Financial Independence
Financial Independence (FI) makes work optional through living intentionally and with purpose.

How do I “make work optional”?
FI is rooted in the principle that in order to be “work optional,” we must create a financial portfolio where our assets can sustain generating enough cash to pay our annual living expenses for the desired time duration. The rule of 25 allows for a simplified way to calculate the portfolio need based on forecasted expenses for an expected work optional time of ~30 years. For example, if your forecasted annual expenses are $100,000, a portfolio of $2,500,000 ($100K *25) would be a good starting goal.
How am I ever going to save millions of dollars?

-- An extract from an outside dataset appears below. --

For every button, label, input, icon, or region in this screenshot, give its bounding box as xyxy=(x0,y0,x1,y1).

The simple answer, you don’t need to! We can leverage the power of compounding interest to help close the gap between our savings and our target over longer periods of time. The rule of 72 states that you can divide the expected interest rate by 72 to forecast the time in which your investment will double. For example, the inflation adjusted average return of the S&P 500 index for the last 100 years is 7.5%. Assuming this rate continues, we could expect our money to double every 9.6 years (72/7.5) while maintaining the same buying power it has today.
How does this work in real life?
Meet Jill. Jill is 30 years old and just getting started on her FI journey. Jill has not accumulated any savings thus far, but makes a good salary at her job. If Jill were to save and invest $2,000 per month, in 30 years her portfolio would reach $2,500,000 with her only contributing $720,000. There is a reason that Einstein called compounding the eighth wonder of the world!